The file src/led_matrix.h, contains the interface your
hardware driver will be called with.
src/led_matrix_dotstar.c implements it for the 8x8
dotstar case. To use your own, create a new .c file (such as
src/led_matrix_neopixel.c and change CMakeLists.txt to point to your new
file instead of led_matrix_dotstar.c. The main function you'll be
implementing is:
#define LED_MATRIX_WIDTH 8
#define LED_MATRIX_HEIGHT 8
// render the matrix.
// data is of the form 0xIIRRGGBB where
// II -> Intensity (brightness)
// RR -> Red
// GG -> Green
// BB -> Blue
//
// Values are 0-255
// format is horizontal rows. The first pixel
// sent is the southwest corner of the matrix.
void led_matrix_render(uint32_t* data);again, look at src/led_matrix_dotstar.c for a concrete exmaple of an implementation of led_matrix_render. It's really not much code for the dotstar case.
Instead of an RTC, you might want to go with a radio-based clock, a GPS clock, or keeping the time with the Pi Pico (requiring the user to set the time whenever the power is removed).
src/clock.h gives the interface:
// gets the current time in HHMM format (0000 - 2359)
// For example, if 1354 is returned, the time is 13:54 (or
// 1:34 PM if you prefer)
uint16_t clock_get_time();
// Sets the time. For example: time_hhmm = 1234 would set the
// time to 12:34. Note that 24h time is always used so 1234
// is 12:34 PM and 0034 is 12:34 AM.
void clock_set_time(uint16_t time_hhmm);and src/clock.c gives a concrete implementation for the RTC module.
There are two files and one directory to consider. The first file is src/clock_render.c. Specifically, this section:
struct DisplayMode display_modes[] = {
{"normal", matrix_render}, // This entry will be the default power-on mode
{"number_cascade", number_cascade_render},
{"number_fade", fade_render},
{"binary_grid", binary_grid_render},
{"off", blank_render}, // always put this entry at the end of the list
};This section lists the display modes, names them and provides a function pointer to each one. If you were to remove a line from this array, or reorder the lines, you would see the corresponding change when you build/load new firmware. In order for the function pointers to have any meaning, you'll need to include the corresponding files:
#include "render/blank.h"
#include "render/fade.h"
#include "render/matrix.h"
#include "render/number_cascade.h"
#include "render/number_grid.h"Note that, by convention, all rendering functions are defined in the src/render directory. Here is an example src/render/blank.c:
void blank_render(
uint32_t* led,
uint32_t frame_index,
uint16_t time_hhmm,
const struct ClockSettings* settings) {
memset(
led,
0,
LED_MATRIX_WIDTH * LED_MATRIX_HEIGHT * sizeof(uint32_t));
}This simple function simply clears the led array to zero which effectively turns off the display.
Showing actual patterns will generally require use of the other parameters, such as time_hhmm.
The frame_index parameter can be useful for initilization. It is always set to 0 when the display mode is made active.

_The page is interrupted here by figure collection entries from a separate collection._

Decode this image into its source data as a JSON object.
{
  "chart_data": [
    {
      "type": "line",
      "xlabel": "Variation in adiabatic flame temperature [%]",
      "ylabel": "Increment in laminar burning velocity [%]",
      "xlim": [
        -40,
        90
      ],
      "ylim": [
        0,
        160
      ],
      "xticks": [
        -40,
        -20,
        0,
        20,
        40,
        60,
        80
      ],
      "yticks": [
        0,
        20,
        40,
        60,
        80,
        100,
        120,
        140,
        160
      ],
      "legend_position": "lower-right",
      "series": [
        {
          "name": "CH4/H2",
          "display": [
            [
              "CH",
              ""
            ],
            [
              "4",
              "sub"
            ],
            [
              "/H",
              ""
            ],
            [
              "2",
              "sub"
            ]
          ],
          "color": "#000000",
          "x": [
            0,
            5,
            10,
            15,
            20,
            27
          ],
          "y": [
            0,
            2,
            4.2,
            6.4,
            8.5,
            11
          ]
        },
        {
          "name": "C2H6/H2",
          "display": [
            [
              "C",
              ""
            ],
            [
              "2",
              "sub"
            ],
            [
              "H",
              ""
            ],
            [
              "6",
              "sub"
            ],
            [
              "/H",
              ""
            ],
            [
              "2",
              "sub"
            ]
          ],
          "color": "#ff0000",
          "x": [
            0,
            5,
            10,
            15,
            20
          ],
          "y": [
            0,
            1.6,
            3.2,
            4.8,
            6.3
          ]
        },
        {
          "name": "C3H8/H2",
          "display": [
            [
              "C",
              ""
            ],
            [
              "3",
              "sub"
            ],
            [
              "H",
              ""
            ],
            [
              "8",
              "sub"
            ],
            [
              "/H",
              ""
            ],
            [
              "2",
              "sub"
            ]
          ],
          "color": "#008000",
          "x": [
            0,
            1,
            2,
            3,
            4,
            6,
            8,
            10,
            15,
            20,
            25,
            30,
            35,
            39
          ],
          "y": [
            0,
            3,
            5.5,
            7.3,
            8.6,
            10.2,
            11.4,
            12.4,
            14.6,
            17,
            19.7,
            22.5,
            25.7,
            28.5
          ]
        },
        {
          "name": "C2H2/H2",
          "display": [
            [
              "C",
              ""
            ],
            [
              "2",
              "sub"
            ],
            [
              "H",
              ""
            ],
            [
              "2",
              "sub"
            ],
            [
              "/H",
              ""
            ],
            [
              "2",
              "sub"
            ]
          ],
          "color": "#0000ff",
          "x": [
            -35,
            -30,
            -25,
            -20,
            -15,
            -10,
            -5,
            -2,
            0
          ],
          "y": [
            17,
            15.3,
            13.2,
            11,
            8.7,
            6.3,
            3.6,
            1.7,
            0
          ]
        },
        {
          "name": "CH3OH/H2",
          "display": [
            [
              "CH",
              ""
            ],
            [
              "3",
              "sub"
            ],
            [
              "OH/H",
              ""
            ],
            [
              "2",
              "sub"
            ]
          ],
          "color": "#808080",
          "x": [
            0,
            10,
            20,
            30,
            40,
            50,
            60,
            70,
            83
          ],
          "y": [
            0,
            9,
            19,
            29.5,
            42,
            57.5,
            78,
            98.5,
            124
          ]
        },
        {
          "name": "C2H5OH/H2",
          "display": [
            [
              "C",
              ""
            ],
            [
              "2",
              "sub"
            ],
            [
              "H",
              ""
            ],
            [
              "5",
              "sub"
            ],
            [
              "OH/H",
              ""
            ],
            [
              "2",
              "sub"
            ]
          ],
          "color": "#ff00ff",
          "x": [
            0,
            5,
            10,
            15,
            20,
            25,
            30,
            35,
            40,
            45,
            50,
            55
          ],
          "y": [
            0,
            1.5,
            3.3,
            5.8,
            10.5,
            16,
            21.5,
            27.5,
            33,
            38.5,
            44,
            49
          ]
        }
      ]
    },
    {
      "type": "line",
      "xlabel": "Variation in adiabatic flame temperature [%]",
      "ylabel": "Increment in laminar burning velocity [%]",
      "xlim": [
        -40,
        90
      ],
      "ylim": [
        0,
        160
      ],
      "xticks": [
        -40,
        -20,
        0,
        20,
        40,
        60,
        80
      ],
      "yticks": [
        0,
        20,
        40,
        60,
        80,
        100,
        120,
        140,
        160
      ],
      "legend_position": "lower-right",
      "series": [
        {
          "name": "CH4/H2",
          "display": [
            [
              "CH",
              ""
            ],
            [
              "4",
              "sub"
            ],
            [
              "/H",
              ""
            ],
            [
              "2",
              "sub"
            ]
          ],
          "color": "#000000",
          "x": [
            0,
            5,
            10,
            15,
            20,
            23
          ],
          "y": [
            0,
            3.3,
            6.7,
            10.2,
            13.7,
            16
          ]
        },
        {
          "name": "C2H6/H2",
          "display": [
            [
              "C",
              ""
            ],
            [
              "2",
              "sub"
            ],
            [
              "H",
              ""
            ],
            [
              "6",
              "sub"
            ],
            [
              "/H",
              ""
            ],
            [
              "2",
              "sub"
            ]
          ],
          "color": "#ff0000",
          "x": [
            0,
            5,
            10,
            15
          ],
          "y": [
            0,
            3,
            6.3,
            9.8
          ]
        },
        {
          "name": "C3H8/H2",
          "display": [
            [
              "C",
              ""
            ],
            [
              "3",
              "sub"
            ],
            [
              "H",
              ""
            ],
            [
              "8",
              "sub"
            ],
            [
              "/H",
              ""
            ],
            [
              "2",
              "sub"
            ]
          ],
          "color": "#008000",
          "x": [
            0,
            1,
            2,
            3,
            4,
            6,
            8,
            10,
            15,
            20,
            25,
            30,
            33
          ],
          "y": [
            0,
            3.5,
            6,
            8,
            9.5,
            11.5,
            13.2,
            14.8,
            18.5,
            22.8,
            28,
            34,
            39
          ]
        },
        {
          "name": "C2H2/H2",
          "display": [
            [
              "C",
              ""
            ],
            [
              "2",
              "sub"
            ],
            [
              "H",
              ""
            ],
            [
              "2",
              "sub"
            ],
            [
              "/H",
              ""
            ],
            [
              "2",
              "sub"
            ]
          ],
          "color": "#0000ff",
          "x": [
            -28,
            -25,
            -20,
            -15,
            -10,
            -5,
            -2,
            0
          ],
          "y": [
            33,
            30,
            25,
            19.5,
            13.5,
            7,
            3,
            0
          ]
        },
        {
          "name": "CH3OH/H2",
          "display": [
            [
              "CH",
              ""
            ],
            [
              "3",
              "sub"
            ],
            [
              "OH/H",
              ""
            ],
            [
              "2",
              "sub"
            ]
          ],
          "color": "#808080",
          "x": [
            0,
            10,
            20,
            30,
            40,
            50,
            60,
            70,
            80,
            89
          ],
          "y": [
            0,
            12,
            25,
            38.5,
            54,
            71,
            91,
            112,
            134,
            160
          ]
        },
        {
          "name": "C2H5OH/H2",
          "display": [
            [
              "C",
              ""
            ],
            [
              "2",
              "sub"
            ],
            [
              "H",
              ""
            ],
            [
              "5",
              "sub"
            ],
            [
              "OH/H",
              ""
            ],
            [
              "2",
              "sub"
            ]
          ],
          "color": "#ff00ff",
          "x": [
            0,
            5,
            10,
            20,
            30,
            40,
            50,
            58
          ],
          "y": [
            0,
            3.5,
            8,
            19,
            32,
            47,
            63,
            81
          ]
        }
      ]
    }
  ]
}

The settings structure has several potentially-useful fields but especially useful is getting the user preference for LED brightness:
const uint8_t br = brightness_step_to_brightness(settings);This value (0-255), would then be used as a baseline brightness when turning on leds in led
The file src/clock_settings.c contains all of the commands available to the
USB shell. Adding your own is straight-forward but I suggest skimming through
https://github.com/mattwach/pico_uart_console to get up-to-speed on how the
console works first.
The hardware requirements for the microcontroller are not demanding for this project (as implemented anyway). Going with AVR, ESP, STM, PIC or something else would all work perfectly fine. The main difficulty will be adapting the firmware, specifically:
- The CMake build system
- Access to the PI Pico SDK
To work around these, I would suggest copying the source files to a new project folder, use the "default" build system for your microcontroller and addressing the compiler errors one by one. Remember that since PI Picos are only $4 and are readily available (at the time I write this) the motivation for going through this effort might not be immediately obivous to others.